Raz jedna pannica, raz druga, raz jakaś Kolenda, raz Wielowieyska, raz jakiś Lis, raz Klich coś krzyknie, ktoś coś piśnie, najważniejsze jest to, że za sekundę później, jak w plotkarskim maglu, wszyscy już bezmyślnie powtarzają, na jedną nutę, według tej samej zdartej partytury, jako jedyną obowiązującą narrację. Samodzielne myślenie jest zakazane. Nie wszystko jedno więc, kto dowodzi, gdy wszyscy muszą myśleć tak samo?
Monika, córka ratownika, czy tam kto?
**) Bronisław II Namiestnik. Proponuję popularyzowanie tego miana. Doskonale pasuje do osoby o monarszej ambicji, jednak tylko na miarę namiestnikowską w Priwislanskim Kraju. Monarcha w Pałacu Namiestnikowskim. Też mi kariera.
michael
3. W zależności
od sytuacji: albo nie wiedzieli, albo wszystko było "zgodnie z procedurami", a "rząd
zdał egzamin"! Tylko czekać, jak zostaniemy poinformowani, że katastrofa
była zgodna z procedurą i odbyła się całkowicie zgodnie z obowiązującym prawem.
To jest nierząd katastrofy narodowej - cała ekipa tuskowych kukiełek nadaje sie tylko
do natychmiastowej dymisji...
basket
4. @ basket.
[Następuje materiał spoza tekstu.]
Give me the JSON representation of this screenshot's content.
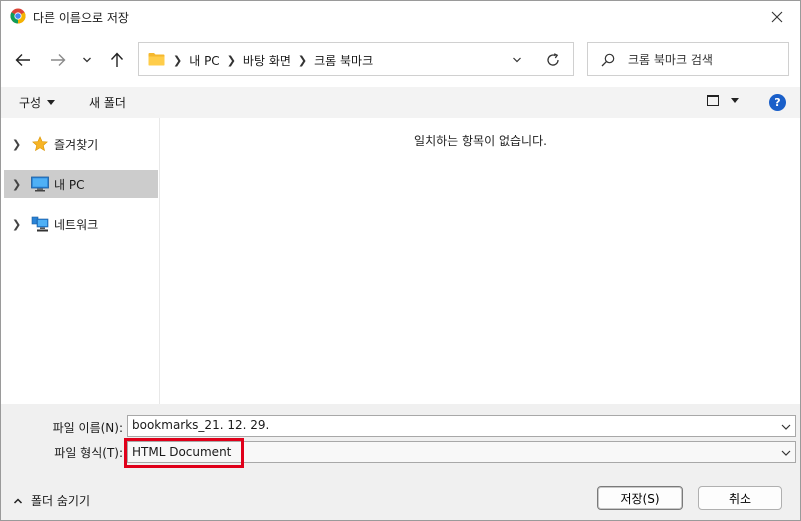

Ten cały gen. Janicki, szef BOR będzie odznaczony,
za to że nie interesowało go, jacy dowódcy tym samolotem lecą, a w czasie katastrofy był w sklepie. http://www.radiozet.pl/Programy/Gosc-Radia-ZET/Marian-Janicki/
Jest też drugi wariant. Ten sam generał może być zdymisjonowany, ponieważ nie zginęli wszyscy, którzy zgodnie przepisami powinni zginąć jeszcze.